Please consider using the "Suggestion Mode" feature of GitHub (see step 6).

By providing a suggestion using the proper suggestion mode:

For authors, it is unambiguous what you are proposing

It's also easier for them to simply accept the suggestion, PR authors prefer suggestions!

You get credited in the Git commit helping us properly track attribution

hujambo-dunia · 2024-05-30T11:52:34Z

topics/statistics/tutorials/fine_tuning_protTrans/tutorial.md

+The protein large language model has been developed using Pytorch and the model weights are stored at HuggingFace. Therefore, packages such as Pytorch, Transformers, and SentencePiece must be installed in the notebook to recreate the model. Additional packages such as Scikit-learn, Pandas, Matplotlib and Seaborn are also required for data preprocessing, manipulation and visualisation of model training and test performances. 	All the necessary packages are installed in the notebook using `!pip install` command. Note: the installed packages have a lifespan equal to the notebook sessions. When a new session of JupyterLab is created, all the packages need to be installed again.
+
+### Fetch and split data
+After installing all the packages and importing necessary Python packages, protein sequences (available as a FASTA file) and their labels are read into the notebook. These sequences are further divided into training and validation sets. The training set is used for fine-tuning the protein large language model, and the validation set is used for model evaluation after each training epoch.


(low) Instead of:
After installing all the packages and importing necessary Python packages
say
After installing and importing all the necessary packages

hujambo-dunia · 2024-05-30T11:57:34Z

topics/statistics/tutorials/fine_tuning_protTrans/tutorial.md

+After installing all the packages and importing necessary Python packages, protein sequences (available as a FASTA file) and their labels are read into the notebook.

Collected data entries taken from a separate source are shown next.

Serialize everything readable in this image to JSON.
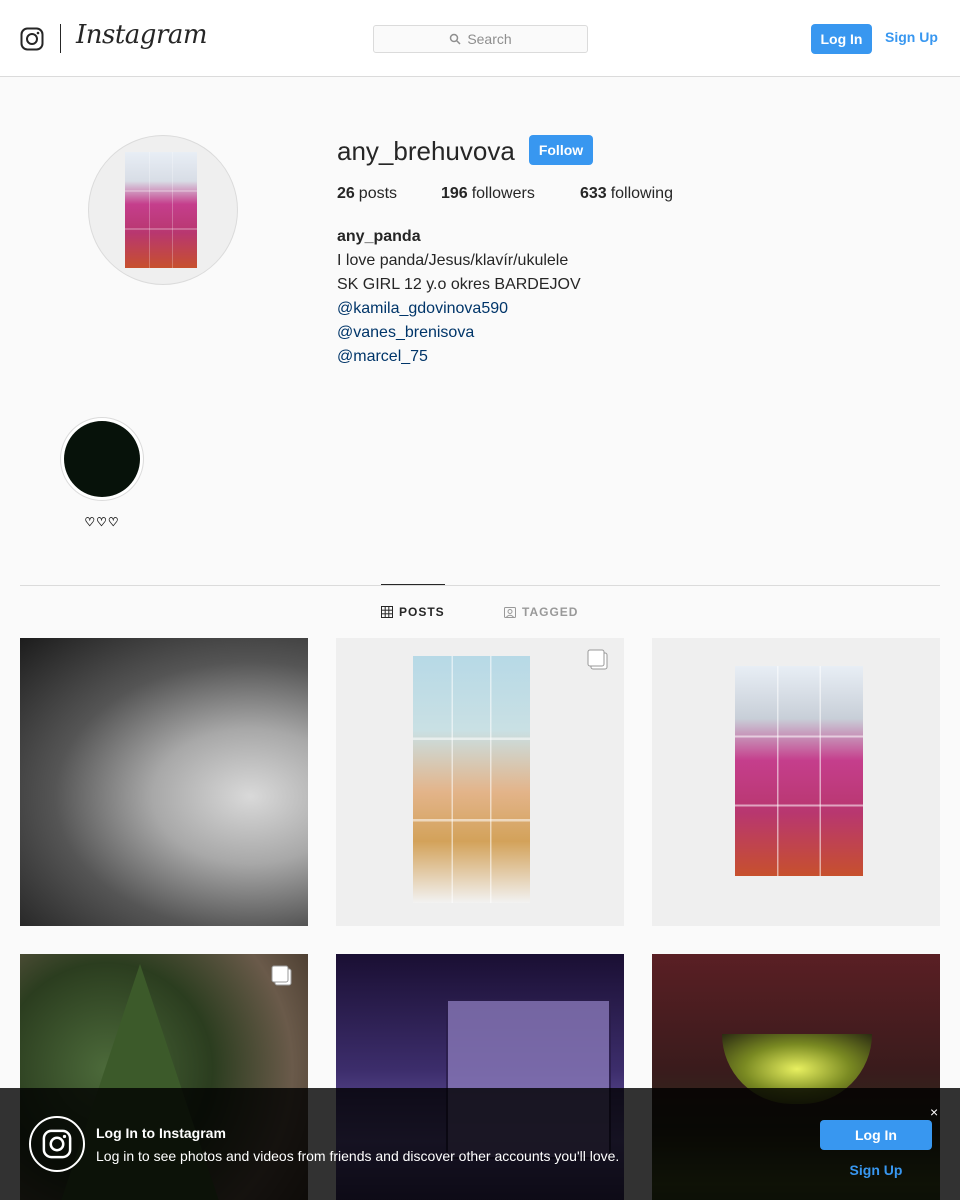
{
  "header": {
    "wordmark": "Instagram",
    "search_placeholder": "Search",
    "login_label": "Log In",
    "signup_label": "Sign Up"
  },
  "profile": {
    "username": "any_brehuvova",
    "follow_label": "Follow",
    "stats": {
      "posts_count": "26",
      "posts_label": "posts",
      "followers_count": "196",
      "followers_label": "followers",
      "following_count": "633",
      "following_label": "following"
    },
    "bio": {
      "full_name": "any_panda",
      "line1": "I love panda/Jesus/klavír/ukulele",
      "line2": "SK GIRL 12 y.o okres BARDEJOV",
      "mentions": [
        "@kamila_gdovinova590",
        "@vanes_brenisova",
        "@marcel_75"
      ]
    }
  },
  "highlights": [
    {
      "label": "♡♡♡"
    }
  ],
  "tabs": [
    {
      "label": "POSTS",
      "icon": "grid-icon",
      "active": true
    },
    {
      "label": "TAGGED",
      "icon": "tag-icon",
      "active": false
    }
  ],
  "posts": [
    {
      "type": "photo"
    },
    {
      "type": "carousel"
    },
    {
      "type": "photo"
    },
    {
      "type": "carousel"
    },
    {
      "type": "photo"
    },
    {
      "type": "photo"
    }
  ],
  "banner": {
    "title": "Log In to Instagram",
    "text": "Log in to see photos and videos from friends and discover other accounts you'll love.",
    "login_label": "Log In",
    "signup_label": "Sign Up",
    "close": "×"
  },
  "colors": {
    "accent": "#3897f0",
    "link": "#003569",
    "border": "#dbdbdb",
    "text": "#262626"
  }
}
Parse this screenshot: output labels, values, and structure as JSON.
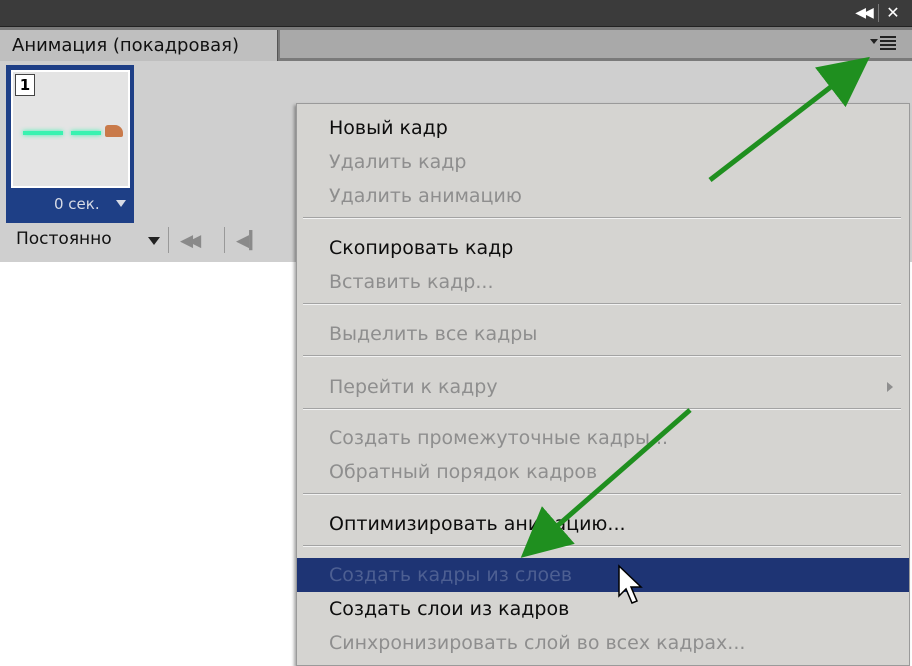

These sequences are further divided into training and validation sets. The training set is used for fine-tuning the protein large language model, and the validation set is used for model evaluation after each training epoch.
+
+### Define configurations for LoRA with transformer (ProtT5) model
+The protein large language model (ProtT5) used in this tutorial has over 1.2 billion parameters (1,209,193,474). Training such a large model on any commercial GPU with 15GB of memory is impossible. The low-ranking adaption, [LoRA](https://arxiv.org/abs/2106.09685), the technique has been devised to make the fine-tuning process feasible on such GPUs. LoRA learns low-rank matrices and, when multiplied, takes the shape of a matrix of the original large language model. While fine-tuning, the weight matrices of the original large language model are kept frozen (not updated), and only these low-rank matrices are updated. Once fine-tuning is finished, these low-rank matrices are combined with the original frozen weight matrices to update the model. The low-rank matrices contain all the knowledge obtained by fine-tuning a small dataset. This approach helps retain the original knowledge of the model while adding the additional knowledge from the fine-tuning dataset. When LoRA is applied to the ProtT5 model, the trainable parameters become a little over 3 million (3,559,426), making it possible to fine-tune on a commercial GPU with at least around 10 GB of memory. The following figure compares [fine-tuning with and without LoRA](https://magazine.sebastianraschka.com/p/lora-and-dora-from-scratch). Fine-tuning without LoRA requires additional weight matrices to be the same size as the original model, which needs much more computational resources than LoRA, where much smaller weight matrices are learned.


(low) Instead of:
The low-ranking adaption, LoRA, the technique has been
say:
LoRA, the low-ranking adaption technique, has been

(low) Instead of:
While fine-tuning, the weight matrices of the original large language model are kept frozen (not updated), and only these low-rank matrices are updated.
say:
During fine-tuning, the weight matrices of the original large language model are kept frozen (not updated) while only these low-rank matrices are updated.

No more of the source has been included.